Member of the Kansas House of Representatives from the 3rd district
- In office January 14, 2013 – January 12, 2015
- Preceded by: Terry Calloway
- Succeeded by: Chuck Smith
- In office January 10, 2005 – January 10, 2011
- Preceded by: R. J. Wilson
- Succeeded by: Terry Calloway

Personal details
- Born: April 18, 1964 (age 62) Pittsburg, Kansas, U.S.
- Party: Democratic
- Spouse: Henry Menghini
- Children: 3
- Alma mater: Pittsburg State University University of Kansas

= Julie Menghini =

American politician

Julie Menghini (born April 18, 1964) is a former Democratic House Minority Whip of the Kansas House of Representatives, who represented the 3rd district from 2005 to 2011, and again from 2013-2015. She served on the Joint Committee on Kansas Security, Elections and Transportation Committees as well as the House Taxation Committee, where she was the ranking minority member. Menghini ran for re-election in 2010, but was defeated by Republican Terry Calloway by a margin of less than 200 votes.

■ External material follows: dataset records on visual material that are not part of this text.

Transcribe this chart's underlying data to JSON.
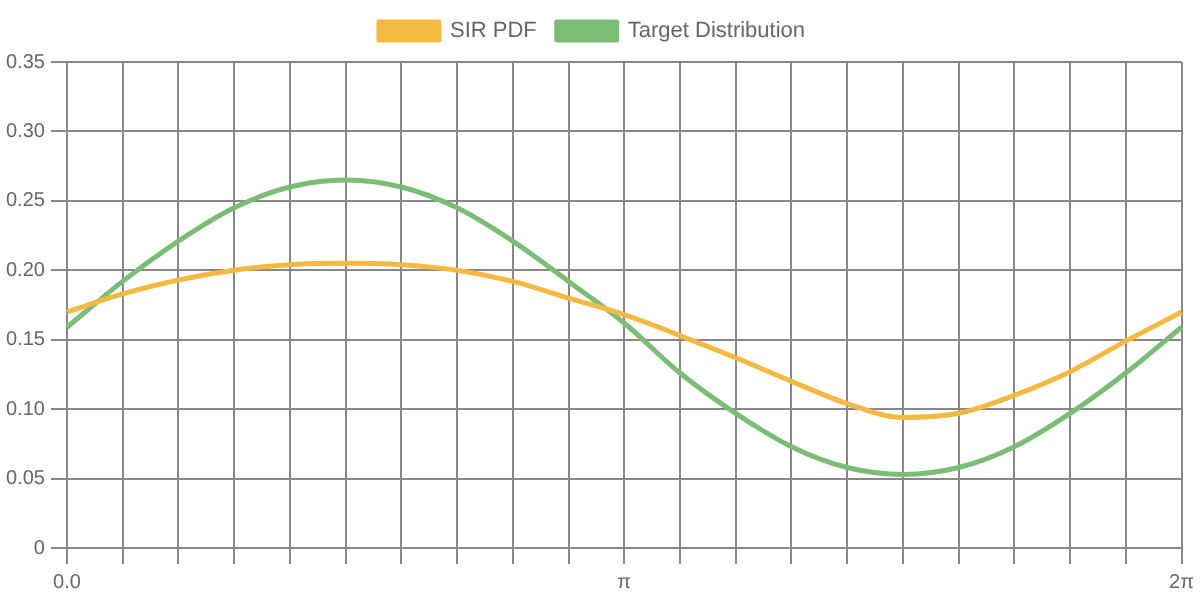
{
  "chart_data": {
    "type": "line",
    "categories": [
      "0.0",
      null,
      null,
      null,
      null,
      null,
      null,
      null,
      null,
      null,
      "π",
      null,
      null,
      null,
      null,
      null,
      null,
      null,
      null,
      null,
      "2π"
    ],
    "series": [
      {
        "name": "SIR PDF",
        "color": "#f4b942",
        "values": [
          0.17,
          0.183,
          0.193,
          0.2,
          0.204,
          0.205,
          0.204,
          0.2,
          0.192,
          0.18,
          0.168,
          0.153,
          0.137,
          0.12,
          0.104,
          0.094,
          0.097,
          0.11,
          0.127,
          0.149,
          0.17
        ]
      },
      {
        "name": "Target Distribution",
        "color": "#7bbd76",
        "values": [
          0.159,
          0.192,
          0.221,
          0.245,
          0.26,
          0.265,
          0.26,
          0.245,
          0.221,
          0.192,
          0.162,
          0.126,
          0.097,
          0.073,
          0.058,
          0.053,
          0.058,
          0.073,
          0.097,
          0.126,
          0.159
        ]
      }
    ],
    "ylim": [
      0,
      0.35
    ],
    "yticks": [
      {
        "value": 0,
        "label": "0"
      },
      0.05,
      {
        "value": 0.1,
        "label": "0.10"
      },
      0.15,
      {
        "value": 0.2,
        "label": "0.20"
      },
      0.25,
      {
        "value": 0.3,
        "label": "0.30"
      },
      0.35
    ],
    "grid": true,
    "legend": "top",
    "marker": "none",
    "line_style": "solid"
  }
}
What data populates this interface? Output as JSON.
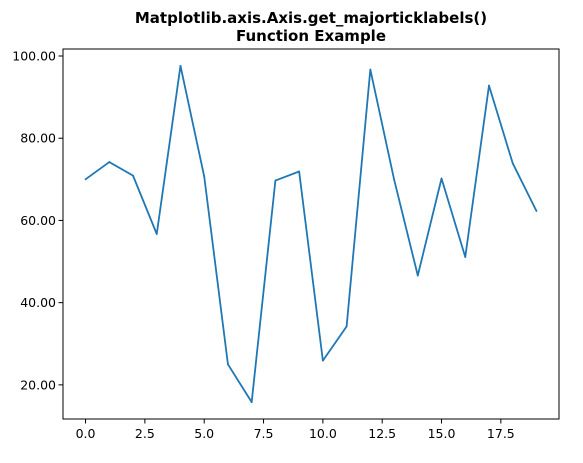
{
  "chart_data": {
    "type": "line",
    "title_line1": "Matplotlib.axis.Axis.get_majorticklabels()",
    "title_line2": "Function Example",
    "xlabel": "",
    "ylabel": "",
    "x": [
      0,
      1,
      2,
      3,
      4,
      5,
      6,
      7,
      8,
      9,
      10,
      11,
      12,
      13,
      14,
      15,
      16,
      17,
      18,
      19
    ],
    "series": [
      {
        "values": [
          70.0,
          74.2,
          70.9,
          56.7,
          97.6,
          70.7,
          25.0,
          15.8,
          69.7,
          71.9,
          25.9,
          34.2,
          96.7,
          70.0,
          46.6,
          70.2,
          51.1,
          92.8,
          73.9,
          62.3
        ],
        "color": "#1f77b4"
      }
    ],
    "xlim": [
      -0.95,
      19.95
    ],
    "ylim": [
      11.7,
      101.7
    ],
    "x_ticks": [
      0.0,
      2.5,
      5.0,
      7.5,
      10.0,
      12.5,
      15.0,
      17.5
    ],
    "x_tick_labels": [
      "0.0",
      "2.5",
      "5.0",
      "7.5",
      "10.0",
      "12.5",
      "15.0",
      "17.5"
    ],
    "y_ticks": [
      20,
      40,
      60,
      80,
      100
    ],
    "y_tick_labels": [
      "20.00",
      "40.00",
      "60.00",
      "80.00",
      "100.00"
    ],
    "grid": false,
    "legend": "none"
  }
}
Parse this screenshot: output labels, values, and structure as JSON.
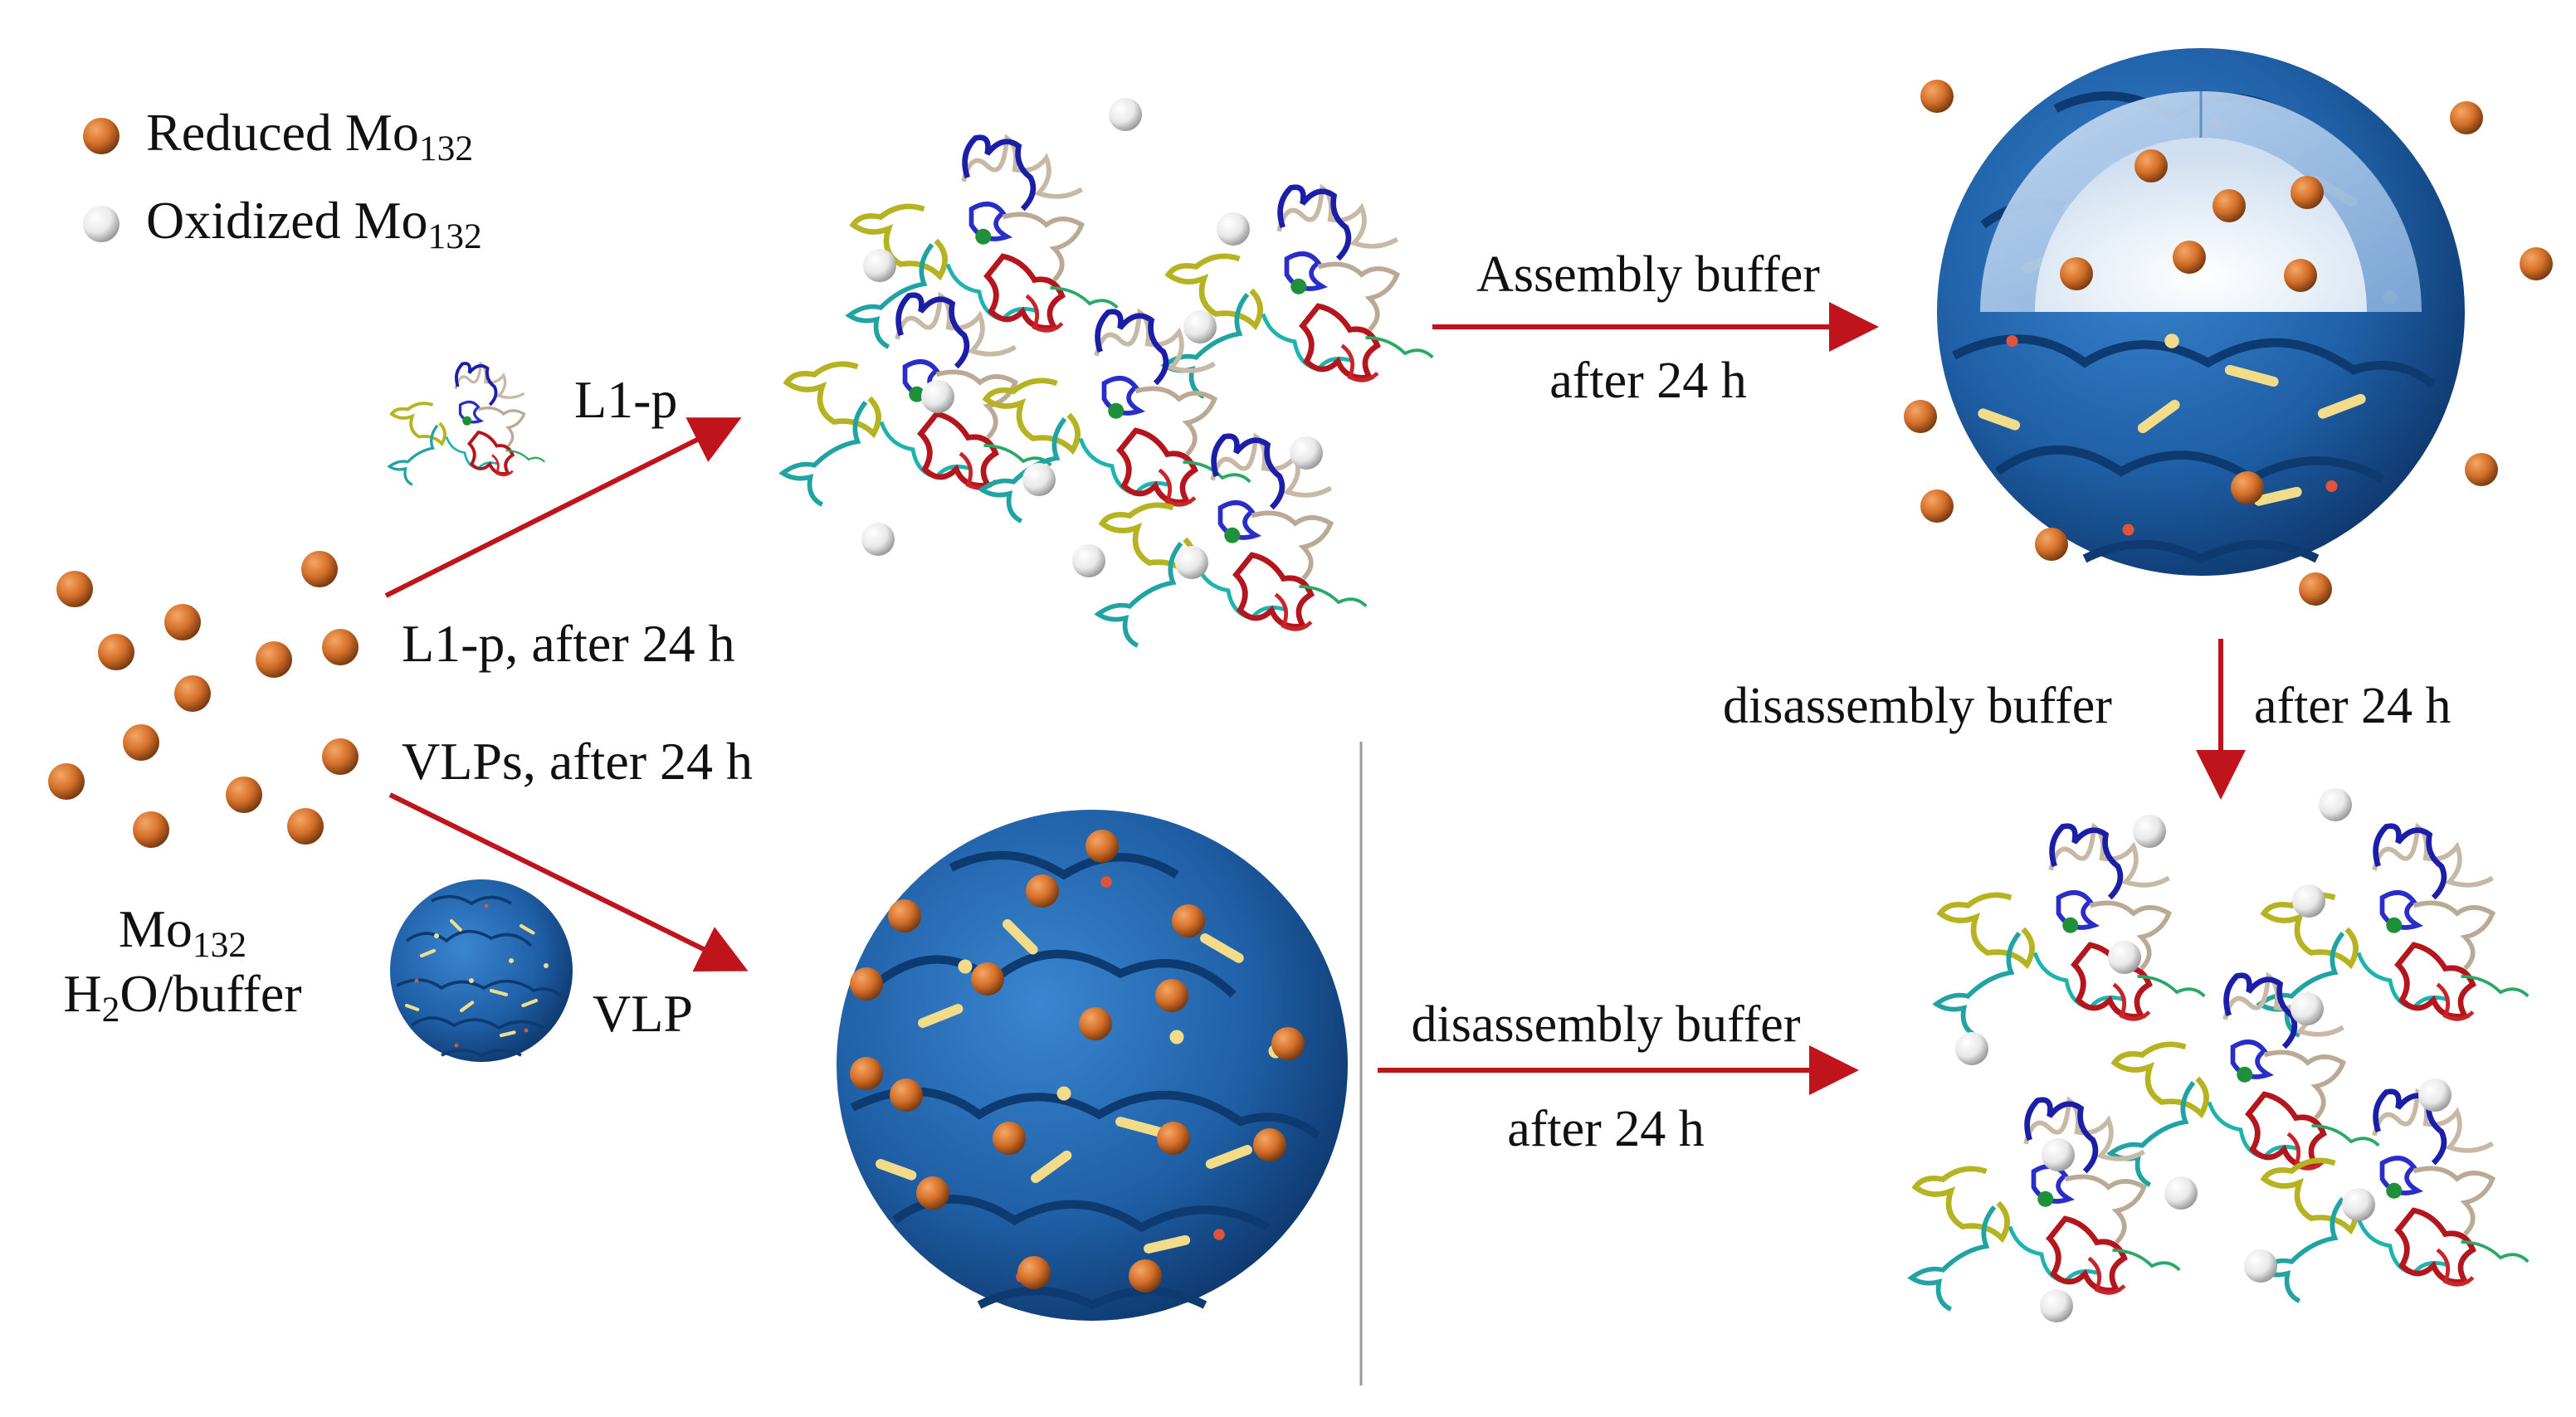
{
  "legend": {
    "reduced_label": "Reduced Mo",
    "reduced_sub": "132",
    "oxidized_label": "Oxidized Mo",
    "oxidized_sub": "132"
  },
  "labels": {
    "l1p": "L1-p",
    "l1p_after": "L1-p, after 24 h",
    "vlps_after": "VLPs, after 24 h",
    "mo_main": "Mo",
    "mo_sub": "132",
    "h2o_a": "H",
    "h2o_sub": "2",
    "h2o_b": "O/buffer",
    "vlp": "VLP",
    "assembly_buffer": "Assembly buffer",
    "after_24h_1": "after 24 h",
    "disassembly_buffer_right": "disassembly buffer",
    "after_24h_right": "after 24 h",
    "disassembly_buffer_bottom": "disassembly buffer",
    "after_24h_bottom": "after 24 h"
  },
  "colors": {
    "reduced": "#d4702a",
    "oxidized": "#e6e6e6",
    "arrow": "#c0141c",
    "vlp_blue": "#1f5fa6",
    "vlp_dark": "#0e3a72"
  }
}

Menghini serves as a board member of Elm Acres Youth and Family Services, and a member of the PTO, Business Education Alliance committee for the Pittsburg Area Chamber of Commerce and USD 250. She also serves on the board of directors for the Alliance for Technology Commercialization.

She lives in Pittsburg and is married to Henry Menghini. They have three children - Aria, Connor, and Dante.